Updates: Duolingo was still in private beta when I wrote about it late last year. In June, it opened to the public and now offers translation-as-you-explore-language-learning in Spanish, French, English, and German. Siegler was wrong, however, and this startup has yet to be acquired by Google.
9. Raspberry Pi
The dream of putting a low cost computer in the hands of every kid is hardly a new one. But what the British non-profit Raspberry Pi has in mind does one better than simply giving kids a $200 laptop.
Raspberry Pi has build a $35 single-board computer.
A what, you ask?
Yeah. Exactly. See, that's part of the problem.
Raspberry Pi isn't really a hardware manufacturing startup (although yes it's manufacturing hardware). It's an educational non-profit based in the UK, one that "exists to promote the study of computer science and related topics, especially at school level, and to put the fun back into learning computing."
What Raspberry Pi has built is an ultra-small, ultra-low cost device: a board the size of a credit card that contains a fully functional computer system. Some 700 MHz of processing power, 256 MB of RAM, OpenGL and Blu-ray-grade playback (1080p), HDMI and audio outputs, a USB port, a Flash memory car slot, 100MB Ethernet. That's all on a card that's powered by a 5V supply. And for a cost of just $25-35.
And what do you do with something like that, you ask? You hack.
The Raspberry Pi computer will run Linux... and from there, Scratch... and from there, well, the possibilities for computer education are endless. The first of the Raspberry Pi cards are hitting shelves this month.

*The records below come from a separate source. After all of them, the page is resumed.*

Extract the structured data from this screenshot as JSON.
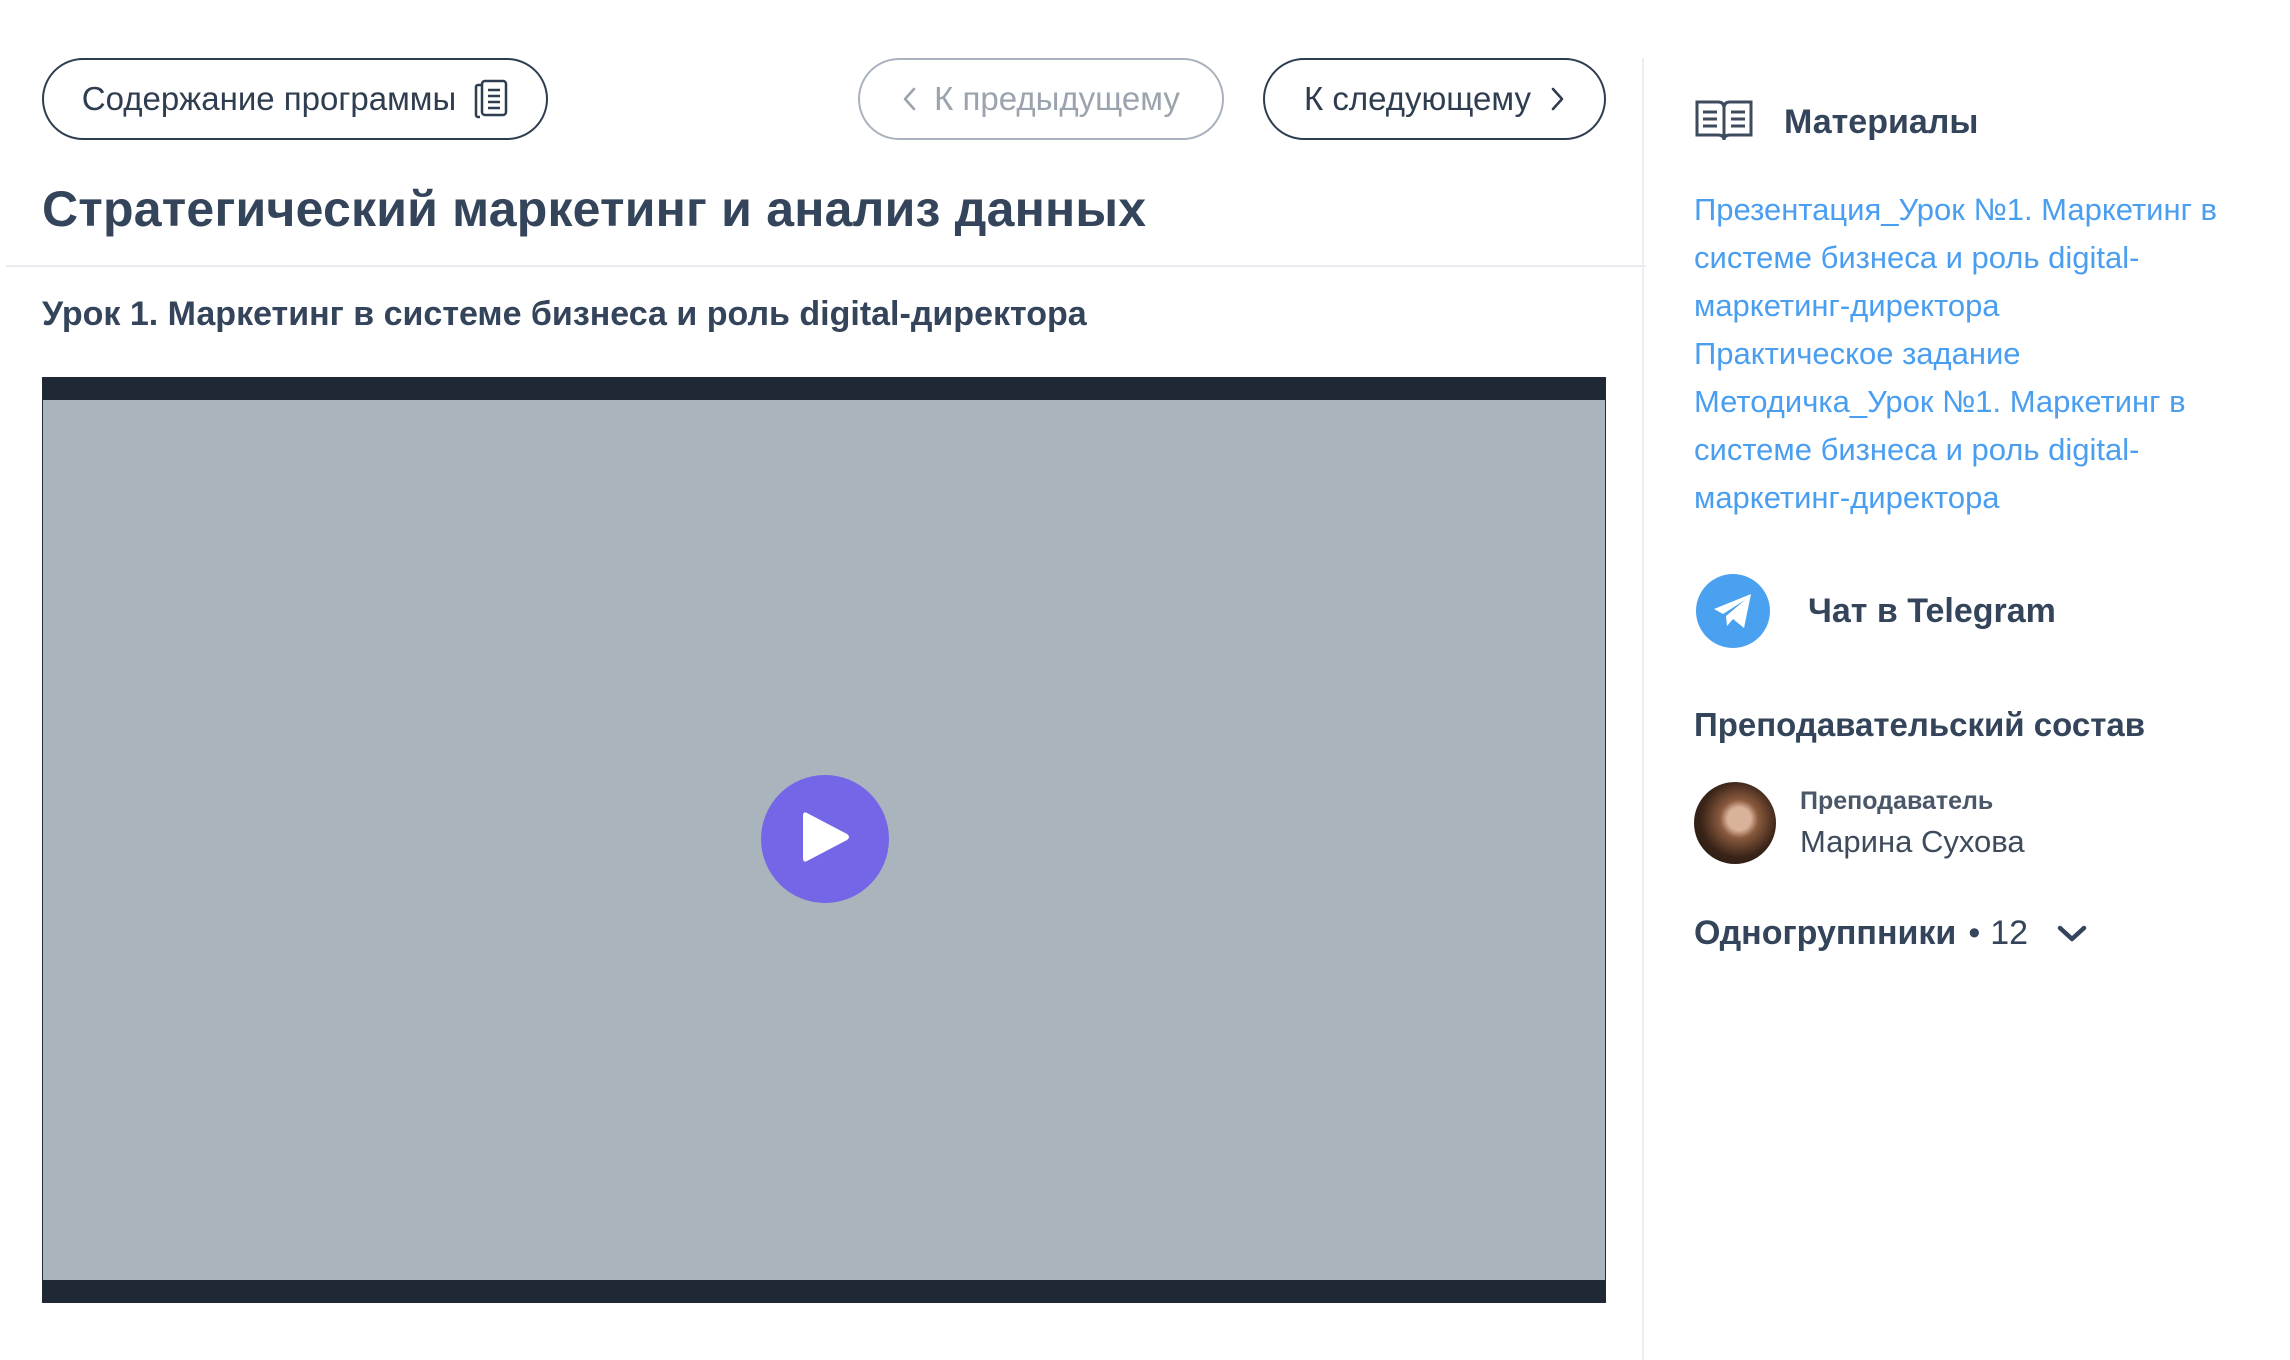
{
  "nav": {
    "contents_label": "Содержание программы",
    "prev_label": "К предыдущему",
    "next_label": "К следующему"
  },
  "course": {
    "title": "Стратегический маркетинг и анализ данных",
    "lesson_title": "Урок 1. Маркетинг в системе бизнеса и роль digital-директора"
  },
  "video": {
    "play_icon": "play-icon",
    "accent_color": "#7466e6"
  },
  "sidebar": {
    "materials_label": "Материалы",
    "materials": [
      {
        "label": "Презентация_Урок №1. Маркетинг в системе бизнеса и роль digital-маркетинг-директора"
      },
      {
        "label": "Практическое задание"
      },
      {
        "label": "Методичка_Урок №1. Маркетинг в системе бизнеса и роль digital-маркетинг-директора"
      }
    ],
    "telegram_label": "Чат в Telegram",
    "teachers_title": "Преподавательский состав",
    "teacher": {
      "role": "Преподаватель",
      "name": "Марина Сухова"
    },
    "classmates_label": "Одногруппники",
    "classmates_separator": "•",
    "classmates_count": "12"
  },
  "colors": {
    "link": "#4a9ef0",
    "text": "#34445a",
    "telegram": "#4aa1f0"
  }
}
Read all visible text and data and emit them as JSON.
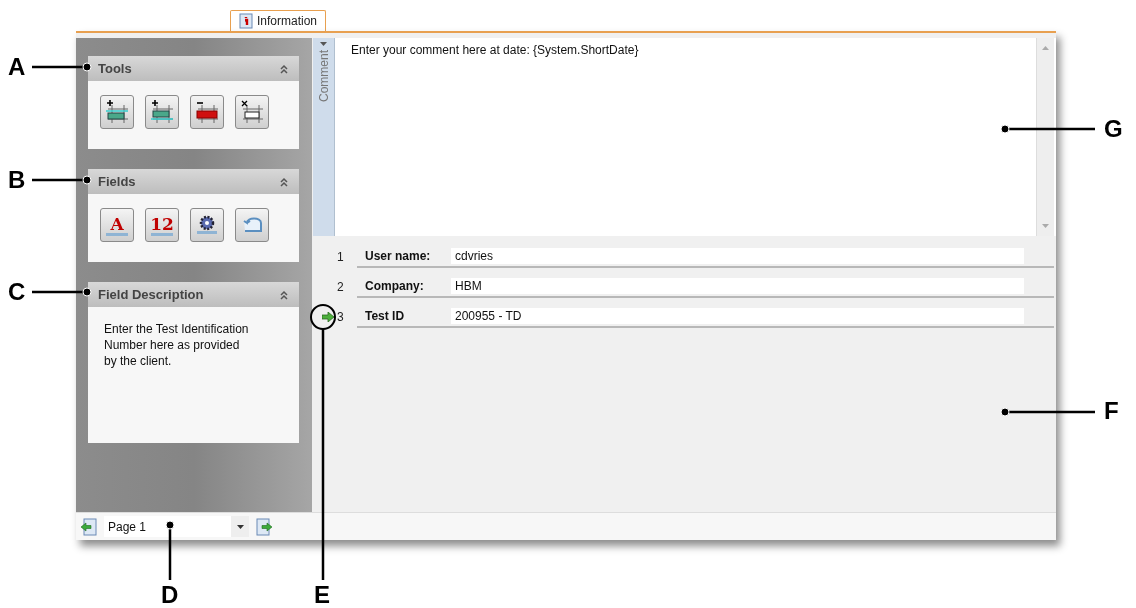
{
  "tab": {
    "label": "Information",
    "selected": true
  },
  "panels": [
    {
      "kind": "tools",
      "title": "Tools",
      "expanded": true,
      "buttons": [
        {
          "kind": "insert-above"
        },
        {
          "kind": "insert-below"
        },
        {
          "kind": "delete"
        },
        {
          "kind": "clear"
        }
      ]
    },
    {
      "kind": "fields",
      "title": "Fields",
      "expanded": true,
      "buttons": [
        {
          "kind": "text",
          "glyph": "A"
        },
        {
          "kind": "number",
          "glyph": "12"
        },
        {
          "kind": "settings"
        },
        {
          "kind": "undo"
        }
      ]
    },
    {
      "kind": "description",
      "title": "Field Description",
      "expanded": true,
      "text": "Enter the Test Identification Number here as provided by the client."
    }
  ],
  "comment": {
    "tab_label": "Comment",
    "value": "Enter your comment here at date: {System.ShortDate}"
  },
  "rows": [
    {
      "number": "1",
      "label": "User name:",
      "value": "cdvries",
      "selected": false
    },
    {
      "number": "2",
      "label": "Company:",
      "value": "HBM",
      "selected": false
    },
    {
      "number": "3",
      "label": "Test ID",
      "value": "200955 - TD",
      "selected": true
    }
  ],
  "page_selector": {
    "value": "Page 1"
  },
  "callouts": [
    "A",
    "B",
    "C",
    "D",
    "E",
    "F",
    "G"
  ]
}
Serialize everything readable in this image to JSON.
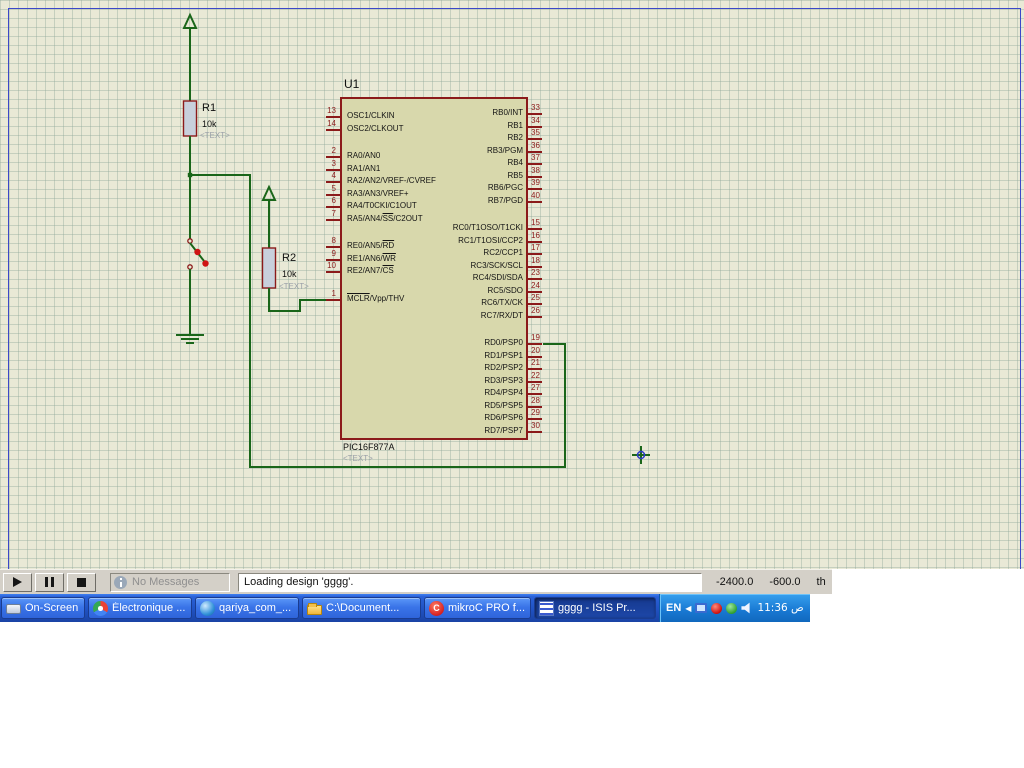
{
  "schematic": {
    "sheet": {
      "background": "#e9e9d6",
      "grid_color": "#cdd5bd",
      "border_color": "#3b48c9"
    },
    "wire_color": "#1a661a",
    "switch_dot_color": "#cf1414",
    "components": {
      "r1": {
        "ref": "R1",
        "value": "10k",
        "text": "<TEXT>"
      },
      "r2": {
        "ref": "R2",
        "value": "10k",
        "text": "<TEXT>"
      },
      "u1": {
        "ref": "U1",
        "device": "PIC16F877A",
        "text": "<TEXT>",
        "body_fill": "#d8d8ac",
        "outline": "#8b1a1a",
        "left_pins": [
          {
            "num": "13",
            "parts": [
              {
                "t": "OSC1/CLKIN",
                "o": false
              }
            ]
          },
          {
            "num": "14",
            "parts": [
              {
                "t": "OSC2/CLKOUT",
                "o": false
              }
            ]
          },
          {
            "num": "2",
            "gap": true,
            "parts": [
              {
                "t": "RA0/AN0",
                "o": false
              }
            ]
          },
          {
            "num": "3",
            "parts": [
              {
                "t": "RA1/AN1",
                "o": false
              }
            ]
          },
          {
            "num": "4",
            "parts": [
              {
                "t": "RA2/AN2/VREF-/CVREF",
                "o": false
              }
            ]
          },
          {
            "num": "5",
            "parts": [
              {
                "t": "RA3/AN3/VREF+",
                "o": false
              }
            ]
          },
          {
            "num": "6",
            "parts": [
              {
                "t": "RA4/T0CKI/C1OUT",
                "o": false
              }
            ]
          },
          {
            "num": "7",
            "parts": [
              {
                "t": "RA5/AN4/",
                "o": false
              },
              {
                "t": "SS",
                "o": true
              },
              {
                "t": "/C2OUT",
                "o": false
              }
            ]
          },
          {
            "num": "8",
            "gap": true,
            "parts": [
              {
                "t": "RE0/AN5/",
                "o": false
              },
              {
                "t": "RD",
                "o": true
              }
            ]
          },
          {
            "num": "9",
            "parts": [
              {
                "t": "RE1/AN6/",
                "o": false
              },
              {
                "t": "WR",
                "o": true
              }
            ]
          },
          {
            "num": "10",
            "parts": [
              {
                "t": "RE2/AN7/",
                "o": false
              },
              {
                "t": "CS",
                "o": true
              }
            ]
          },
          {
            "num": "1",
            "gap": true,
            "parts": [
              {
                "t": "MCLR",
                "o": true
              },
              {
                "t": "/Vpp/THV",
                "o": false
              }
            ]
          }
        ],
        "right_pins": [
          {
            "num": "33",
            "parts": [
              {
                "t": "RB0/INT",
                "o": false
              }
            ]
          },
          {
            "num": "34",
            "parts": [
              {
                "t": "RB1",
                "o": false
              }
            ]
          },
          {
            "num": "35",
            "parts": [
              {
                "t": "RB2",
                "o": false
              }
            ]
          },
          {
            "num": "36",
            "parts": [
              {
                "t": "RB3/PGM",
                "o": false
              }
            ]
          },
          {
            "num": "37",
            "parts": [
              {
                "t": "RB4",
                "o": false
              }
            ]
          },
          {
            "num": "38",
            "parts": [
              {
                "t": "RB5",
                "o": false
              }
            ]
          },
          {
            "num": "39",
            "parts": [
              {
                "t": "RB6/PGC",
                "o": false
              }
            ]
          },
          {
            "num": "40",
            "parts": [
              {
                "t": "RB7/PGD",
                "o": false
              }
            ]
          },
          {
            "num": "15",
            "gap": true,
            "parts": [
              {
                "t": "RC0/T1OSO/T1CKI",
                "o": false
              }
            ]
          },
          {
            "num": "16",
            "parts": [
              {
                "t": "RC1/T1OSI/CCP2",
                "o": false
              }
            ]
          },
          {
            "num": "17",
            "parts": [
              {
                "t": "RC2/CCP1",
                "o": false
              }
            ]
          },
          {
            "num": "18",
            "parts": [
              {
                "t": "RC3/SCK/SCL",
                "o": false
              }
            ]
          },
          {
            "num": "23",
            "parts": [
              {
                "t": "RC4/SDI/SDA",
                "o": false
              }
            ]
          },
          {
            "num": "24",
            "parts": [
              {
                "t": "RC5/SDO",
                "o": false
              }
            ]
          },
          {
            "num": "25",
            "parts": [
              {
                "t": "RC6/TX/CK",
                "o": false
              }
            ]
          },
          {
            "num": "26",
            "parts": [
              {
                "t": "RC7/RX/DT",
                "o": false
              }
            ]
          },
          {
            "num": "19",
            "gap": true,
            "parts": [
              {
                "t": "RD0/PSP0",
                "o": false
              }
            ]
          },
          {
            "num": "20",
            "parts": [
              {
                "t": "RD1/PSP1",
                "o": false
              }
            ]
          },
          {
            "num": "21",
            "parts": [
              {
                "t": "RD2/PSP2",
                "o": false
              }
            ]
          },
          {
            "num": "22",
            "parts": [
              {
                "t": "RD3/PSP3",
                "o": false
              }
            ]
          },
          {
            "num": "27",
            "parts": [
              {
                "t": "RD4/PSP4",
                "o": false
              }
            ]
          },
          {
            "num": "28",
            "parts": [
              {
                "t": "RD5/PSP5",
                "o": false
              }
            ]
          },
          {
            "num": "29",
            "parts": [
              {
                "t": "RD6/PSP6",
                "o": false
              }
            ]
          },
          {
            "num": "30",
            "parts": [
              {
                "t": "RD7/PSP7",
                "o": false
              }
            ]
          }
        ]
      }
    }
  },
  "statusbar": {
    "controls": [
      {
        "name": "play"
      },
      {
        "name": "pause"
      },
      {
        "name": "stop"
      }
    ],
    "no_messages": "No Messages",
    "message": "Loading design 'gggg'.",
    "coord": {
      "x": "-2400.0",
      "y": "-600.0",
      "units": "th"
    }
  },
  "taskbar": {
    "buttons": [
      {
        "label": "On-Screen K...",
        "icon": "keyboard-icon"
      },
      {
        "label": "Électronique ...",
        "icon": "browser-icon"
      },
      {
        "label": "qariya_com_...",
        "icon": "webpage-icon"
      },
      {
        "label": "C:\\Document...",
        "icon": "folder-icon"
      },
      {
        "label": "mikroC PRO f...",
        "icon": "mikroc-icon",
        "icon_letter": "C"
      },
      {
        "label": "gggg - ISIS Pr...",
        "icon": "isis-icon",
        "active": true
      }
    ],
    "tray": {
      "language": "EN",
      "chevron": "◀",
      "time": "11:36 ص"
    }
  }
}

Updates: In retrospect, I must confess that I chose Raspberry Pi as one my favorite startups based solely on potential and not on substance. But in 2012, the devices finally started shipping, so unlike a lot of low cost educational computing promises, this isn't vaporware. The $35 Linux computer is very much a reality. There have been some manufacturing hiccups along the way (the company announced this week it was bringing the manufacturing to the UK). But that's in no small part because demand has been incredibly high (crashing its website on launch day). What's great about that demand is that, in turn, the open source community has been actively tributing code and guides and lessons for the Raspberry Pi. After all, it isn't just the "tech" that makes this educational; it's learning (tech) with and from others.
10. LessonCast
If there was one question I asked education startups repeatedly this year, it was "Have you talked to any teachers?" (You'd be surprised -- perhaps -- by how often the answer was "No.") No doubt, it might be easier to do so and it might be easier to recognize both problems and solutions, when the founding team is comprised of educators.
I met the LessonCast founding team at a Startup Weekend EDU in San Francisco this summer. Nicole Smith and Katrina Stevens are both Baltimore-area educators, and Khalid Smith, Nicole's husband, an engineer (he has since become the education director for Startup Weekend's new EDU vertical).
When Nicole pitched the idea of Lessoncast at Startup Weekend EDU, I loved it: it's a tool to help teachers quickly create and easily share lesson ideas and classroom management tips in a video format. Indeed, with all the fuss about Khan Academy, making video lessons is still fairly complicated and time-intensive. But LessonCast isn't really hopping onto the "flipped classroom" bandwagon. This isn't (necessarily) about teaching students; it's about teachers teaching each other, sharing tips and tricks and advice and ideas. The tool is about building and sharing PD -- a process that is about teaching and learning for the creator of the lesson as much as the viewer.
I covered the startup here.
Updates: LessonCast has continued to refine its focus, now offering schools provide differentiated PD to help the needs of their specific teachers and specific students. But beyond the LessonCast product itself, I'd recommend to any educator wanting to learn about entrepreneurship to read the blog written by co-founders Nicole Smith and Katrina Stevens. Both women have taken "the leap" this year: Smith leaving her position as an assistant principal and Stevens leaving her dsitrict office role to pursue LessonCast full-time.